Secondly, the administration has managed to turn David Petraeus into the alleged architect of Bush’s entire war policy. He was sent to Iraq to conduct a counterinsurgency campaign designed to produce a political breakthrough. His “report” to Congress unsurprisingly noted that since no such breakthrough had occurred, he’d have to continue it for an indefinite period if people expected it to produce political gains. Now Bush is about to “embrace” the “Petraeus Plan” for military action, as though it’s some sort of end in itself. Thus, he’s offloading responsibility for his war policies to the military.

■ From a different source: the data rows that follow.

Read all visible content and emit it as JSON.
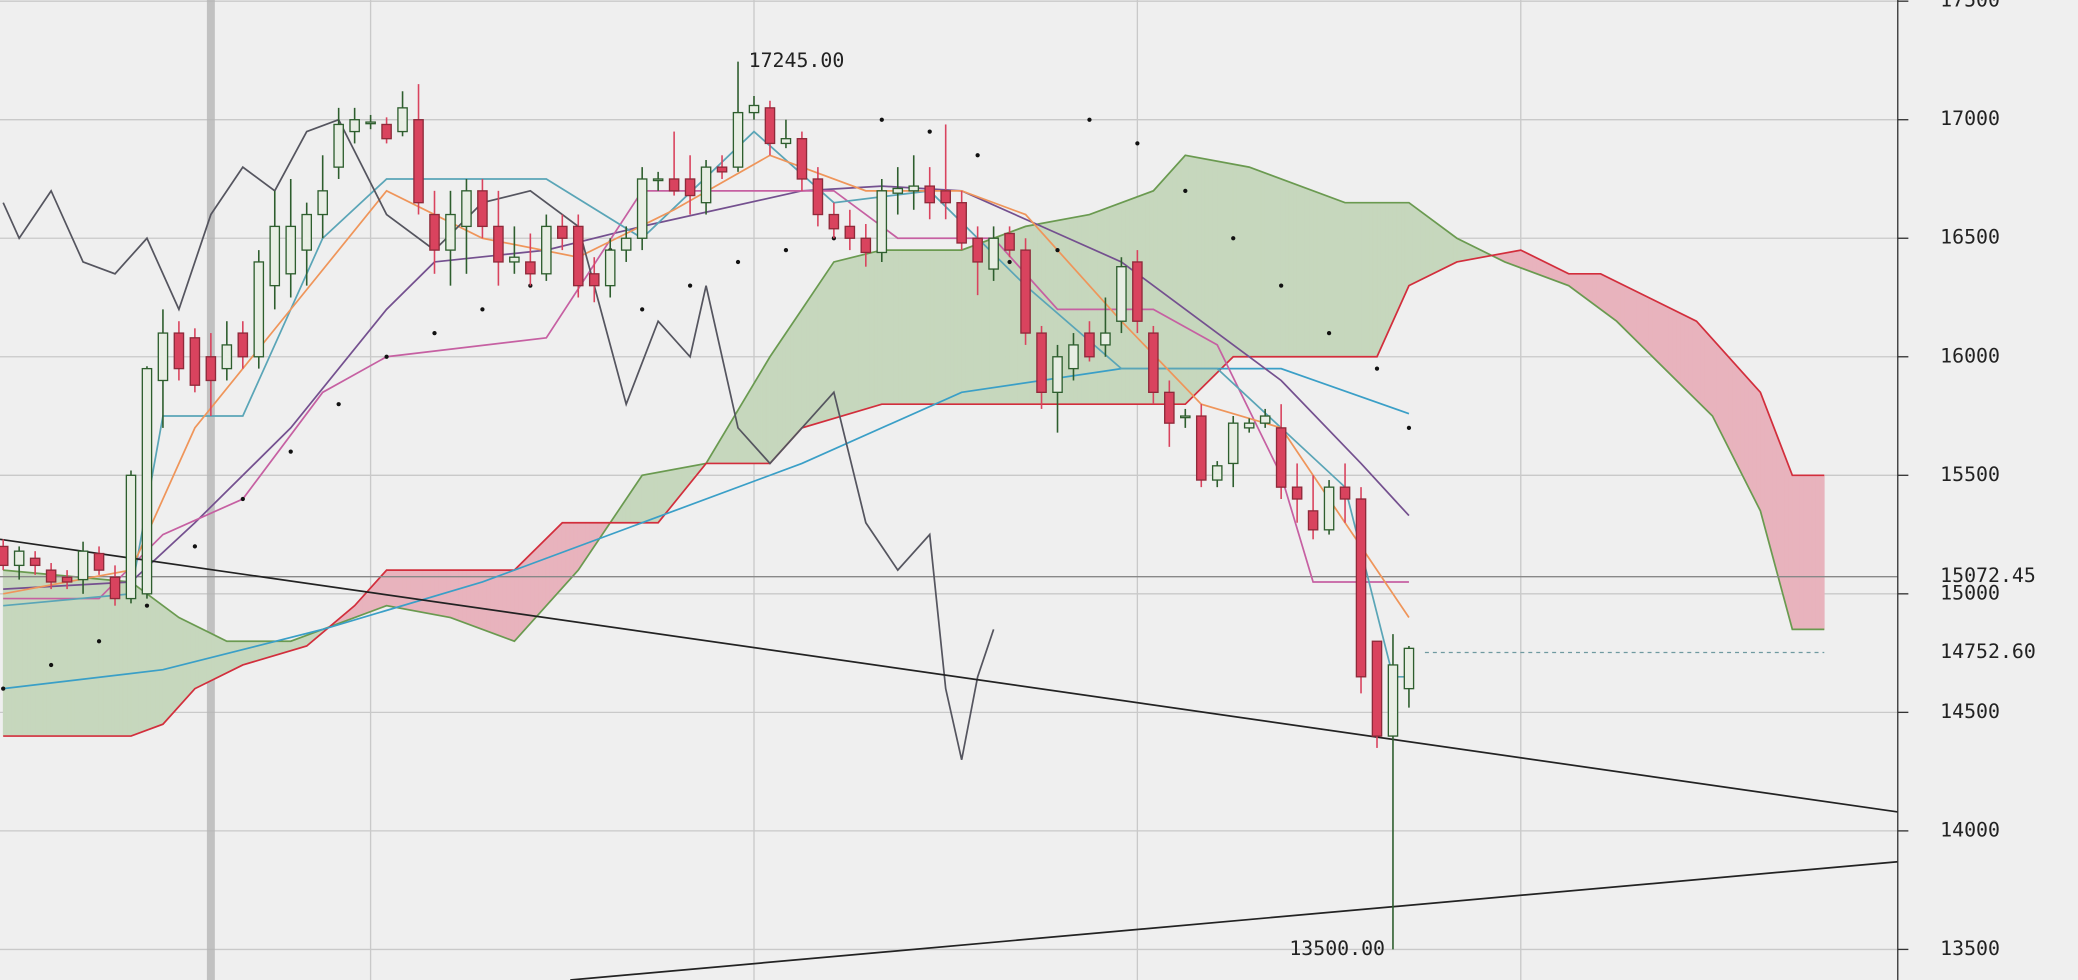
{
  "chart_data": {
    "type": "candlestick",
    "xlim": [
      -0.2,
      118.6
    ],
    "ylim": [
      13371,
      17505
    ],
    "yticks": [
      13500,
      14000,
      14500,
      15000,
      15500,
      16000,
      16500,
      17000,
      17500
    ],
    "xgrid": [
      23,
      47,
      71,
      95
    ],
    "highlight_x": 13,
    "grid": true,
    "up_color": "#2e5e2e",
    "down_color": "#d9435e",
    "open": [
      15200,
      15120,
      15150,
      15100,
      15070,
      15060,
      15170,
      15070,
      14980,
      15000,
      15900,
      16100,
      16080,
      16000,
      15950,
      16100,
      16000,
      16300,
      16350,
      16450,
      16600,
      16800,
      16950,
      16990,
      16980,
      16950,
      17000,
      16600,
      16450,
      16550,
      16700,
      16550,
      16400,
      16400,
      16350,
      16550,
      16550,
      16350,
      16300,
      16450,
      16500,
      16750,
      16750,
      16750,
      16650,
      16800,
      16800,
      17030,
      17050,
      16900,
      16920,
      16750,
      16600,
      16550,
      16500,
      16440,
      16690,
      16700,
      16720,
      16700,
      16650,
      16500,
      16370,
      16520,
      16450,
      16100,
      15850,
      15950,
      16100,
      16050,
      16150,
      16400,
      16100,
      15850,
      15750,
      15750,
      15480,
      15550,
      15700,
      15720,
      15700,
      15450,
      15350,
      15270,
      15450,
      15400,
      14800,
      14400,
      14600
    ],
    "high": [
      15230,
      15200,
      15180,
      15130,
      15100,
      15220,
      15200,
      15120,
      15520,
      15960,
      16200,
      16150,
      16120,
      16100,
      16150,
      16150,
      16450,
      16700,
      16750,
      16650,
      16850,
      17050,
      17050,
      17020,
      17010,
      17120,
      17150,
      16700,
      16700,
      16750,
      16750,
      16700,
      16550,
      16520,
      16600,
      16600,
      16600,
      16420,
      16500,
      16550,
      16800,
      16780,
      16950,
      16850,
      16830,
      16850,
      17245,
      17100,
      17080,
      17000,
      16950,
      16800,
      16650,
      16620,
      16560,
      16750,
      16800,
      16850,
      16800,
      16980,
      16700,
      16550,
      16550,
      16550,
      16500,
      16130,
      16050,
      16100,
      16150,
      16250,
      16420,
      16450,
      16130,
      15900,
      15780,
      15800,
      15560,
      15750,
      15740,
      15780,
      15800,
      15550,
      15500,
      15480,
      15550,
      15450,
      14800,
      14830,
      14780
    ],
    "low": [
      15100,
      15060,
      15080,
      15020,
      15020,
      15000,
      15080,
      14950,
      14960,
      14980,
      15700,
      15900,
      15850,
      15750,
      15900,
      15950,
      15950,
      16200,
      16250,
      16300,
      16500,
      16750,
      16900,
      16960,
      16900,
      16930,
      16600,
      16350,
      16300,
      16350,
      16500,
      16300,
      16350,
      16300,
      16320,
      16450,
      16250,
      16230,
      16250,
      16400,
      16450,
      16700,
      16680,
      16600,
      16600,
      16750,
      16780,
      17000,
      16850,
      16880,
      16700,
      16550,
      16500,
      16450,
      16380,
      16400,
      16600,
      16620,
      16580,
      16580,
      16450,
      16260,
      16320,
      16420,
      16050,
      15780,
      15680,
      15900,
      15980,
      16000,
      16100,
      16100,
      15800,
      15620,
      15700,
      15450,
      15450,
      15450,
      15680,
      15700,
      15400,
      15300,
      15230,
      15250,
      15300,
      14580,
      14350,
      13500,
      14520
    ],
    "close": [
      15120,
      15180,
      15120,
      15050,
      15050,
      15180,
      15100,
      14980,
      15500,
      15950,
      16100,
      15950,
      15880,
      15900,
      16050,
      16000,
      16400,
      16550,
      16550,
      16600,
      16700,
      16980,
      17000,
      16990,
      16920,
      17050,
      16650,
      16450,
      16600,
      16700,
      16550,
      16400,
      16420,
      16350,
      16550,
      16500,
      16300,
      16300,
      16450,
      16500,
      16750,
      16750,
      16700,
      16680,
      16800,
      16780,
      17030,
      17060,
      16900,
      16920,
      16750,
      16600,
      16540,
      16500,
      16440,
      16700,
      16710,
      16720,
      16650,
      16650,
      16480,
      16400,
      16500,
      16450,
      16100,
      15850,
      16000,
      16050,
      16000,
      16100,
      16380,
      16150,
      15850,
      15720,
      15750,
      15480,
      15540,
      15720,
      15720,
      15750,
      15450,
      15400,
      15270,
      15450,
      15400,
      14650,
      14400,
      14700,
      14770
    ],
    "lines": [
      {
        "color": "#3a9fc7",
        "x": [
          0,
          10,
          20,
          30,
          40,
          50,
          60,
          70,
          80,
          88
        ],
        "values": [
          14600,
          14680,
          14850,
          15050,
          15300,
          15550,
          15850,
          15950,
          15950,
          15760
        ]
      },
      {
        "color": "#74508f",
        "x": [
          0,
          8,
          12,
          18,
          24,
          27,
          34,
          40,
          50,
          55,
          60,
          65,
          70,
          75,
          80,
          85,
          88
        ],
        "values": [
          15020,
          15050,
          15300,
          15700,
          16200,
          16400,
          16450,
          16550,
          16700,
          16720,
          16700,
          16550,
          16400,
          16150,
          15900,
          15550,
          15330
        ]
      },
      {
        "color": "#c660a2",
        "x": [
          0,
          6,
          10,
          15,
          20,
          24,
          34,
          40,
          48,
          52,
          56,
          62,
          66,
          72,
          76,
          80,
          82,
          88
        ],
        "values": [
          14980,
          14980,
          15250,
          15400,
          15850,
          16000,
          16080,
          16700,
          16700,
          16700,
          16500,
          16500,
          16200,
          16200,
          16050,
          15500,
          15050,
          15050
        ]
      },
      {
        "color": "#5aa5b7",
        "x": [
          0,
          8,
          10,
          15,
          20,
          24,
          34,
          40,
          47,
          52,
          58,
          64,
          70,
          76,
          80,
          84,
          87,
          88
        ],
        "values": [
          14950,
          15000,
          15750,
          15750,
          16500,
          16750,
          16750,
          16500,
          16950,
          16650,
          16700,
          16300,
          15950,
          15950,
          15700,
          15450,
          14650,
          14650
        ]
      },
      {
        "color": "#ef955a",
        "x": [
          0,
          8,
          12,
          18,
          24,
          30,
          36,
          42,
          48,
          54,
          60,
          64,
          70,
          75,
          80,
          84,
          88
        ],
        "values": [
          15000,
          15100,
          15700,
          16200,
          16700,
          16500,
          16420,
          16620,
          16850,
          16700,
          16700,
          16600,
          16150,
          15800,
          15700,
          15300,
          14900
        ]
      },
      {
        "color": "#55555f",
        "x": [
          0,
          1,
          3,
          5,
          7,
          9,
          11,
          13,
          15,
          17,
          19,
          21,
          24,
          27,
          30,
          33,
          36,
          39,
          41,
          43,
          44,
          46,
          48,
          50,
          52,
          54,
          56,
          58,
          59,
          60,
          61,
          62
        ],
        "values": [
          16650,
          16500,
          16700,
          16400,
          16350,
          16500,
          16200,
          16600,
          16800,
          16700,
          16950,
          17000,
          16600,
          16450,
          16650,
          16700,
          16550,
          15800,
          16150,
          16000,
          16300,
          15700,
          15550,
          15700,
          15850,
          15300,
          15100,
          15250,
          14600,
          14300,
          14650,
          14850
        ]
      }
    ],
    "cloud": {
      "up_color": "#c6d7bd",
      "down_color": "#e8b3bd",
      "span_a": {
        "color": "#6a9a50",
        "x": [
          0,
          8,
          11,
          14,
          18,
          22,
          24,
          28,
          32,
          34,
          36,
          40,
          44,
          48,
          50,
          52,
          55,
          60,
          64,
          68,
          72,
          74,
          78,
          84,
          88,
          91,
          94,
          98,
          101,
          107,
          110,
          112,
          114
        ],
        "values": [
          15100,
          15050,
          14900,
          14800,
          14800,
          14900,
          14950,
          14900,
          14800,
          14950,
          15100,
          15500,
          15550,
          16000,
          16200,
          16400,
          16450,
          16450,
          16550,
          16600,
          16700,
          16850,
          16800,
          16650,
          16650,
          16500,
          16400,
          16300,
          16150,
          15750,
          15350,
          14850,
          14850
        ]
      },
      "span_b": {
        "color": "#d22e3c",
        "x": [
          0,
          8,
          10,
          12,
          15,
          19,
          22,
          24,
          32,
          35,
          41,
          44,
          48,
          50,
          55,
          74,
          77,
          86,
          88,
          91,
          95,
          98,
          100,
          106,
          110,
          112,
          114
        ],
        "values": [
          14400,
          14400,
          14450,
          14600,
          14700,
          14780,
          14950,
          15100,
          15100,
          15300,
          15300,
          15550,
          15550,
          15700,
          15800,
          15800,
          16000,
          16000,
          16300,
          16400,
          16450,
          16350,
          16350,
          16150,
          15850,
          15500,
          15500
        ]
      }
    },
    "sar": {
      "color": "#111111",
      "x": [
        0,
        3,
        6,
        9,
        12,
        15,
        18,
        21,
        24,
        27,
        30,
        33,
        36,
        38,
        40,
        43,
        46,
        49,
        52,
        55,
        58,
        61,
        63,
        66,
        68,
        71,
        74,
        77,
        80,
        83,
        86,
        88
      ],
      "values": [
        14600,
        14700,
        14800,
        14950,
        15200,
        15400,
        15600,
        15800,
        16000,
        16100,
        16200,
        16300,
        16350,
        16450,
        16200,
        16300,
        16400,
        16450,
        16500,
        17000,
        16950,
        16850,
        16400,
        16450,
        17000,
        16900,
        16700,
        16500,
        16300,
        16100,
        15950,
        15700
      ]
    },
    "trendlines": [
      {
        "color": "#222222",
        "x": [
          -0.2,
          118.6
        ],
        "values": [
          15230,
          14080
        ]
      },
      {
        "color": "#222222",
        "x": [
          35.5,
          118.6
        ],
        "values": [
          13371,
          13870
        ]
      }
    ],
    "price_lines": [
      {
        "value": 15072.45,
        "label": "15072.45",
        "color": "#888888",
        "style": "solid"
      },
      {
        "value": 14752.6,
        "label": "14752.60",
        "color": "#6f9aa0",
        "style": "dashed"
      }
    ],
    "annotations": [
      {
        "x": 46,
        "value": 17245,
        "label": "17245.00"
      },
      {
        "x": 87,
        "value": 13500,
        "label": "13500.00"
      }
    ]
  }
}
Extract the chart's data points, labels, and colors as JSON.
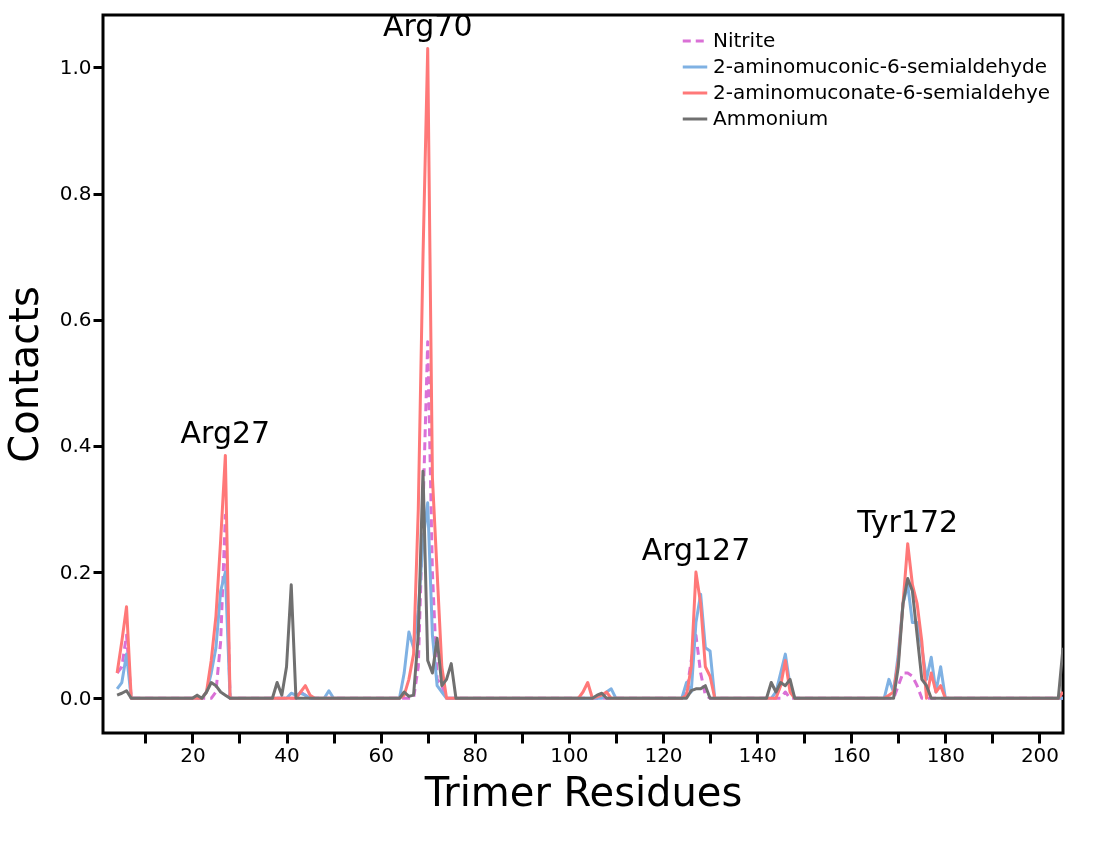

It’s hard to imagine these tactics will have any significant effect on public opinion at large, or on Democrats and independents, other than a gullible few. But all the hype about the surge has clearly boosted support levels for Bush’s Iraq policies among conservative “base” voters, which has in turn helped prevent nervous Republican members of Congress from leaving the reservation. More ominously, the “surge” campaign has had a large effect on the GOP presidential contest, in which the candidates are now falling over each other in bellicose “victory” language about Iraq, despite earlier expectations that they’d find ways to distance themselves from this political albatross. Indeed, the emerging role of one-time frontrunner John McCain in this campaign is to serve as a commissar who will sic right-wing media and angry “base” voters on any candidate who dares to inch away from the Iraq disaster.
And finally, there’s the distinct possibility that Bush’s latest Iraq gambit will lead to a major split among Democrats over how, exactly, to respond, since no one can even begin to pretend any longer that Bush will himself change course.
All in all, the sheer perversity of Bush’s political strategy on Iraq has to make you wonder if it was the final, diabolical gift of Karl Rove.